Not compressed. At this point I think Google is using a white list approach, if you aren’t on the list of approved User-Agent strings for getting a compressed response then you won’t get one, no matter how nicely you ask.

I collected a few more browser samples as well, just to be sure:

  • Safari 5.0.2 on Mac OS X – compressed
  • IE 8 on Windows XP – compressed
  • Firefox 3.6.12 on Windows XP – compressed
  • Chrome 7.0.517.41 beta on Windows XP – compressed
  • Opera 10.63 on Windows XP – NOT compressed
  • Safari 5.0.2 on Windows XP – compressed

One more time, curl using the IE 8 User-Agent string:

[sourcecode syn=”plain”]
curl -O -v –compressed –user-agent "Mozilla/4.0 (compatible; MSIE 8.0; Windows NT 5.1; Trident/4.0; .NET4.0C;" http://ajax.googleapis.com/ajax/libs/jquery/1.4.3/jquery.min.js
[/sourcecode]

Compressed.

Since I can manipulate the response based on the User-Agent value I’m left to conclude that the Google Library CDN sniffs the User-Agent string to determine if it will respond with a compressed result.
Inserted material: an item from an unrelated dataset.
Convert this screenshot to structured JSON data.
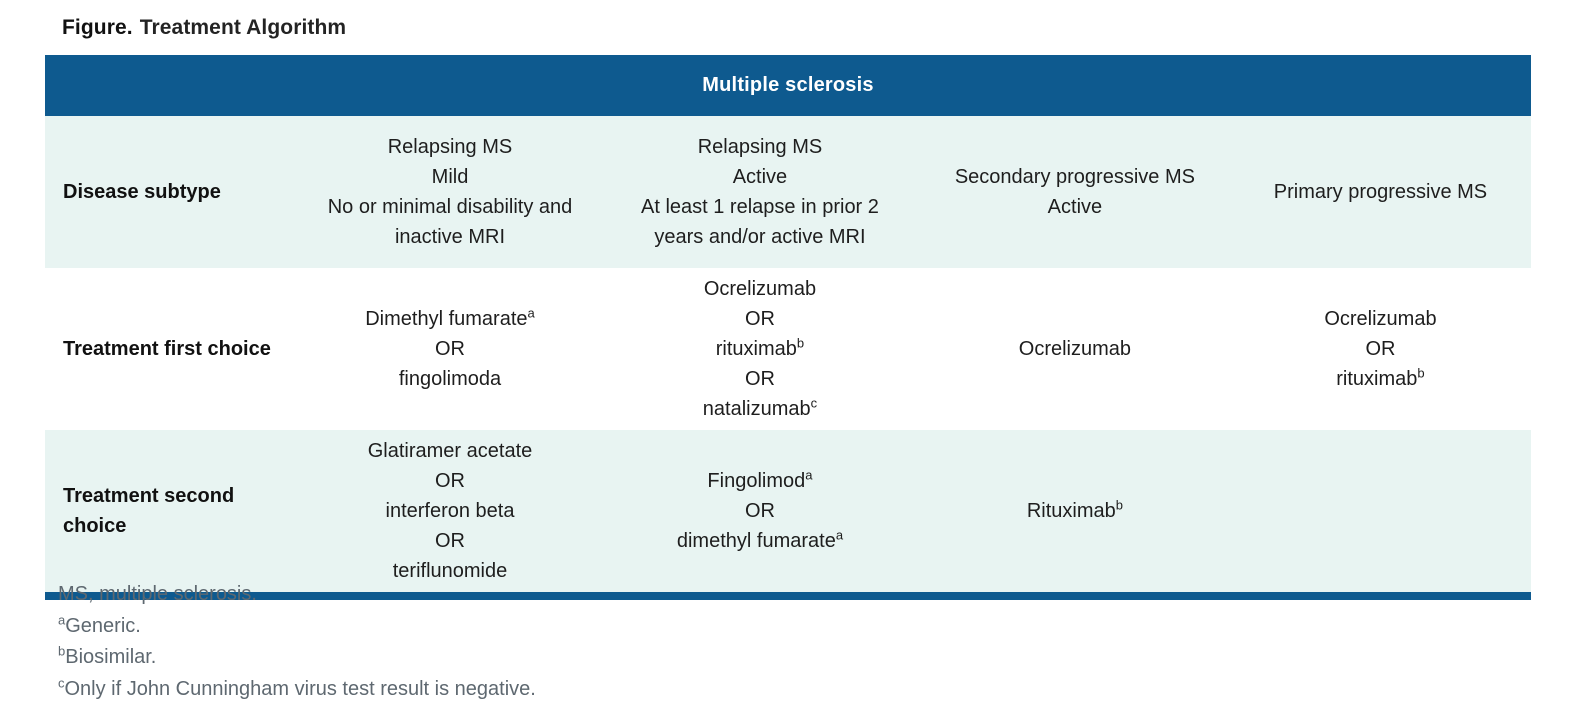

From what I’ve seen so far Google Library contains a white list of approved User-Agent patterns that it checks against to determine if it will honor the compression request.

If you are on a current version of one of the popular browsers you will get a compressed response. For those using anything else you’ll have to test to confirm if Google Library will honor your request for compressed content. Opera users are just plain out of luck, even the most recent version gets an uncompressed response.